Saturday, February 7, 2015

Inconvenient Memories

From a letter to the Australian Jewish News (30/1/15) by Helen Leperere, Rose Bay, NSW:

"The liberation of the camps was a bitter-sweet pill for us to follow. The tragic impact of the 6-year war hit us all with its might. We were homeless orphans. No families, no homes to return to. Surely our Jewish world will embrace us and help us to come back to life, we thought.

"How very naive we were. Australian Jewry did not lift a finger to help us. We were mocked and belittled and told that it was not too easy here either, there was a shortage of herrings! A certain Jewish lady, a third generation Australian, told me how angry they were with one of their cousins, because she married out. She married a non-Jewish man? I asked. No... she married one of your mob, a man with a funny British accent. That 'funny English accent' was very much welcomed by the family after it brought the first million dollars.

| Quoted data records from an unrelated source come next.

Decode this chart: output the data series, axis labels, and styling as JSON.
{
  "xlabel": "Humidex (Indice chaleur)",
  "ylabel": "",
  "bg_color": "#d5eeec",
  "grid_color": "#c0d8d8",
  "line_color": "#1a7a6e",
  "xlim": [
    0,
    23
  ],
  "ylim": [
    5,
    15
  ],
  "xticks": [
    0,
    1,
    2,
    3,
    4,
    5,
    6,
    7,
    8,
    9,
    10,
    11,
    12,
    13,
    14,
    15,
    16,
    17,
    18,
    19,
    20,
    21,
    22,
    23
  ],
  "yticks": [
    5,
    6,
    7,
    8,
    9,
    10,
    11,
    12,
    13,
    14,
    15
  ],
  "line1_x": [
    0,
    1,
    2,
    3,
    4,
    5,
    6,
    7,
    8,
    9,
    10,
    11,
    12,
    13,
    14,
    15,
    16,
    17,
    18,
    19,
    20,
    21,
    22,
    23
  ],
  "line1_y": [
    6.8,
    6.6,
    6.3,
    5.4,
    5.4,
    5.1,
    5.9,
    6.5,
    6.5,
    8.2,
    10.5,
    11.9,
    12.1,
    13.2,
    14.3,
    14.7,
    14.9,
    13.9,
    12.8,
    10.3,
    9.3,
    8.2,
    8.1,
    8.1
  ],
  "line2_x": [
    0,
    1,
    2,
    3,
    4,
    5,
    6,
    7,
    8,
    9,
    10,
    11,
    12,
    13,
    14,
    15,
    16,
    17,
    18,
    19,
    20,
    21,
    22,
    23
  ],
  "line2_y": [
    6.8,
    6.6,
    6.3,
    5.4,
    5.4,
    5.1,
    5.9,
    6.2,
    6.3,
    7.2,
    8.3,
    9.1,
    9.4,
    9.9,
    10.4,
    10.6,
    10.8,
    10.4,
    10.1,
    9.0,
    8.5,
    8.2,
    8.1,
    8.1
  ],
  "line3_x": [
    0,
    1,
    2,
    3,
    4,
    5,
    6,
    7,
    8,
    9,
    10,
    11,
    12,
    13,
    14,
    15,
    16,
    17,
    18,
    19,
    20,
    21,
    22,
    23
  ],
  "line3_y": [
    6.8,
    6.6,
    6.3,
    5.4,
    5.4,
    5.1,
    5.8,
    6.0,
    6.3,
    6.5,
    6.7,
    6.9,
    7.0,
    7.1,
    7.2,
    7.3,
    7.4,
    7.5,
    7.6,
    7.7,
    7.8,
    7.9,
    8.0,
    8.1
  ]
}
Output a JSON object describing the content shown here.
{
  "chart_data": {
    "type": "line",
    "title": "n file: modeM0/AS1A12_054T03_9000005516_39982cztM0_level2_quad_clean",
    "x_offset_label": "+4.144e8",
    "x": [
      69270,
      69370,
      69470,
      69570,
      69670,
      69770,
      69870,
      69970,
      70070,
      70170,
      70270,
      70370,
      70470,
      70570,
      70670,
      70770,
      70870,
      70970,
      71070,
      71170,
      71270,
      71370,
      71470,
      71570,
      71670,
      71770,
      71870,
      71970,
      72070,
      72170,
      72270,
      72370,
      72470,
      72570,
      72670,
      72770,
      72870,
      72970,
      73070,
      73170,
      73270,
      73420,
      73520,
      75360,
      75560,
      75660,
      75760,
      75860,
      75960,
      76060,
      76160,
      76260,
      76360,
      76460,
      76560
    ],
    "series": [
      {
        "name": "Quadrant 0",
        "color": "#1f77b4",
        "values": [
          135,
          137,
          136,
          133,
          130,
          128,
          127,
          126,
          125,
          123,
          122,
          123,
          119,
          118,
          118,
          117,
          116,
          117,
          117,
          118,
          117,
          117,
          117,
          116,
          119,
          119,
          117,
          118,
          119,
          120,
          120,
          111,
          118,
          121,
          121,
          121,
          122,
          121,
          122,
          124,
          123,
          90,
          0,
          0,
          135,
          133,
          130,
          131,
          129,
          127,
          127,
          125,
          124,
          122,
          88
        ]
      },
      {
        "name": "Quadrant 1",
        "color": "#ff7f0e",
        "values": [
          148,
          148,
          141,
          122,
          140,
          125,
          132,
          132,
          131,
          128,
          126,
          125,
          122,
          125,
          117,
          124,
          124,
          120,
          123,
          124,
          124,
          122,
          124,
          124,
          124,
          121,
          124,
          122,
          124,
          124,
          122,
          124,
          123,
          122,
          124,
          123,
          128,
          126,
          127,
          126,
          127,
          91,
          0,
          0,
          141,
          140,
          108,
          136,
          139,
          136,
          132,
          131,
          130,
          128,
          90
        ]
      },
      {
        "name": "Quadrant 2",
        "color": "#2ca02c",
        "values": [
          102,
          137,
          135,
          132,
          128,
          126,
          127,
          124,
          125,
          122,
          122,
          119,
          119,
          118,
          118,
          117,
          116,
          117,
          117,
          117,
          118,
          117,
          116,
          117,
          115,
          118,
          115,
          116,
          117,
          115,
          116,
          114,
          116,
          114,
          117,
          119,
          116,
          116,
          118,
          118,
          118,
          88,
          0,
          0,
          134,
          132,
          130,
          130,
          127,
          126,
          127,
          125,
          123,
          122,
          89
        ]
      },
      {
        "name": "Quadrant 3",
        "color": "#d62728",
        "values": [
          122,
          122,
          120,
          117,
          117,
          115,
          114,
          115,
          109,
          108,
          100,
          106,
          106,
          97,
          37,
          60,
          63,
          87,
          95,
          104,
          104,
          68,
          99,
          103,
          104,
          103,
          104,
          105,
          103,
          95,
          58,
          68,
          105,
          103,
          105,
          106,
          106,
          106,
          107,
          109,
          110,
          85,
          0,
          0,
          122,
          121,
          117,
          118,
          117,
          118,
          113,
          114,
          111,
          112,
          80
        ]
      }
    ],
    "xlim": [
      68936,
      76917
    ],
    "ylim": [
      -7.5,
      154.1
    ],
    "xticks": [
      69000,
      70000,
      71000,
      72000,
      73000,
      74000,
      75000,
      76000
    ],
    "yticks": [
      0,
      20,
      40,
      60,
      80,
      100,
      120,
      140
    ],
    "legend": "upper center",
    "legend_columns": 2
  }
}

"With great pride we were told how the local Jews entertained the American Jewish soldiers who were stationed here during the war. How they frequently invited them for Shabbat dinners. I do not know of any of us who were invited to Shabbat dinner by the local Jews. American Jewry extended the same cold shoulder to their newly-arrived survivors.

"The scenario that took place in Israel/Palestine then was even more painful. Friends told me that they had to hide the numbers tattooed on their arms. They were constantly told that they went like sheep to the slaughter without defending themselves. Never mind the uprisings in Warsaw, Sobibor or the partisans.

"Their opinions changed only after the trial of Eichmann. Then they understood."